A 2013 study at the University of Illinois has shown that a short yoga session can drastically improve your learning. When compared with the effects of aerobic exercise, yoga came up trumps, revealing a significant improvement in memory, faster reaction times and an increase in accuracy on cognitive tasks.
But what makes yoga so mentally stimulating? Professor Neha Gothe, who led the study, told Diana Yates of the Illinois News Bureau that:
‘The breathing and meditative exercises aim at calming the mind and body and keeping distracting thoughts away while you focus on your body, posture or breath. Maybe these processes translate beyond yoga practice when you try to perform mental tasks or day-to-day activities’.
Another study undertaken by scientists from the Boston University School of Medicine, found that regular yogis had higher levels of GABA in their bodies than those who did the same amount of strenuous, aerobic exercise such as running or walking. Low levels of GABA are frequently associated with depression and anxiety disorders, something yoga has been shown to reduce.
Okay, so yoga can improve productivity and reduce the likelihood of becoming depressed. But what about fitness? Is an hour of standing on your head and controlling your breathing really any better than an hour-long run?
As a form of exercise that aims to improve your strength, flexibility and breathing, more often than not, you’re guaranteed a good workout at a yoga class. Often undermined as a sport, many fail to see how it’s possible for yoga to get your heartrate up without cardio. At least two sessions of yoga per week meet the government’s NHS guidelines on muscle-strengthening activity, rivalling those tedious, lengthy weight-training sessions at the gym.

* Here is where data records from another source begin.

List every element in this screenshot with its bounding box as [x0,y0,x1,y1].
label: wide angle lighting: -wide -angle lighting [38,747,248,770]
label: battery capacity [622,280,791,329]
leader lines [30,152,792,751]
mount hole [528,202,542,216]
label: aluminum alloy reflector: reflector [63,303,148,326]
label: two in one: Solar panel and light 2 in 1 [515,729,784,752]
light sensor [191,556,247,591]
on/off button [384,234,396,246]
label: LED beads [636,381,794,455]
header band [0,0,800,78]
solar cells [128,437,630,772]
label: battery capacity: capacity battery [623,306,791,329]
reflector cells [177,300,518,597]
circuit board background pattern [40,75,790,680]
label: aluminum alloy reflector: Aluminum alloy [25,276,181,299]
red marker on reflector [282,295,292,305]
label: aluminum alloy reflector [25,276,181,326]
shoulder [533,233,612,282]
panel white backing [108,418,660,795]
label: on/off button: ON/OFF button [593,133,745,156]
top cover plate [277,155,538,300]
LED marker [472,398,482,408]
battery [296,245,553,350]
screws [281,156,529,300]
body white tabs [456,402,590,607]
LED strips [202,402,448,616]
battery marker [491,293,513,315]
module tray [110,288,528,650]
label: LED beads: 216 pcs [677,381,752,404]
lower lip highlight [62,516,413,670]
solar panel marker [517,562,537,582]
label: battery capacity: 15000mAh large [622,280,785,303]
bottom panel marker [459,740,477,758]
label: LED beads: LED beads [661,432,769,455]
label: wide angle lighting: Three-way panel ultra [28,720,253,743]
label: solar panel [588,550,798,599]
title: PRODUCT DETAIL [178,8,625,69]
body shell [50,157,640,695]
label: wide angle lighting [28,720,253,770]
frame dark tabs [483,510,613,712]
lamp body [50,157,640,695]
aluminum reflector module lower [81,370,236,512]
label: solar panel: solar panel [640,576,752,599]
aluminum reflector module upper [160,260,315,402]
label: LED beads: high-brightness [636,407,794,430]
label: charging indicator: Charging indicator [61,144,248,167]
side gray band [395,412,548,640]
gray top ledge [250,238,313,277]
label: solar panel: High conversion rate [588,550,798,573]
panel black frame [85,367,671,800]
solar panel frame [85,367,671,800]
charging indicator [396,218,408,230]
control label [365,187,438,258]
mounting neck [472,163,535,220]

The World Yoga Sports Championship, an event that has run annually for eleven years, was held in London for the first time in 2014. 2011’s winner Joseph Encinia tells The Telegraph that the ‘mental zone’ you need for yoga and meditation is very similar to that of professional sport stars.
‘People always ask how you can have a yoga competition, but there are huge similarities between top athletes and top yogi’.

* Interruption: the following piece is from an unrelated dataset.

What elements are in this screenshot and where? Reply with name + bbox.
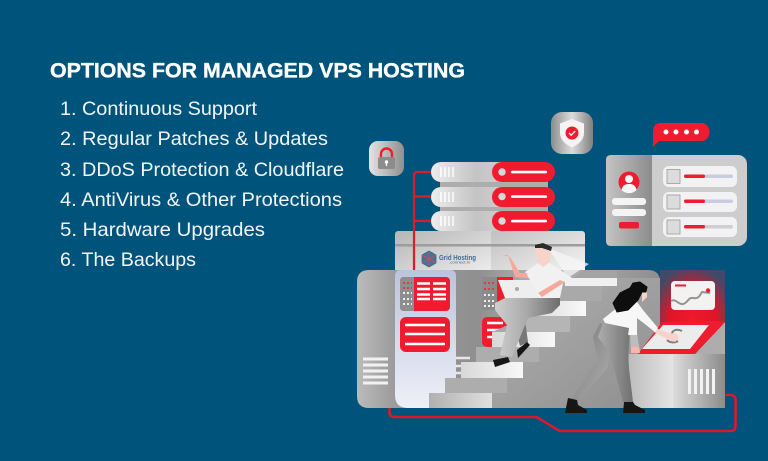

Encinia explains that he is used to people criticising yoga, questioning its ability to even be considered a sport:
‘Sometimes other guys will be disrespectful. They’ll say, “You think you’re a champion just because you won a yoga competition,” but then I’ll show them a posture and ask them to try it. The conversation’s usually over pretty fast.’
As well as increasing your strength, NHS guidelines have shown the sport to be extremely valuable to those suffering from high blood pressure, heart disease and aches and pains. Yoga is also great for improving balance, and is therefore recommended to older adults who may be at risk of falling.
With over 10,000 yoga teachers in the UK alone, joining a yoga class has never been easier. If you’re a student on a budget, you may be surprised to know that a lot of universities offer professional classes at a fraction of their original price. BSU’s yoga society meet every Monday at Bath Yoga Studio, allowing members to stretch out their pent-up stress from the previous week. The classes are small, so instructor Jo is always on hand to make sure you’re getting the most out of every move.
As someone who has frequented numerous fitness classes, rugby practice sessions and more overpriced gyms than I can count, the physical benefits of yoga have outweighed those of any other sport I’ve taken part in. It’s not just about gaining strength, it’s about having a break from the stresses of home, work or university, even if it’s just for an hour a week.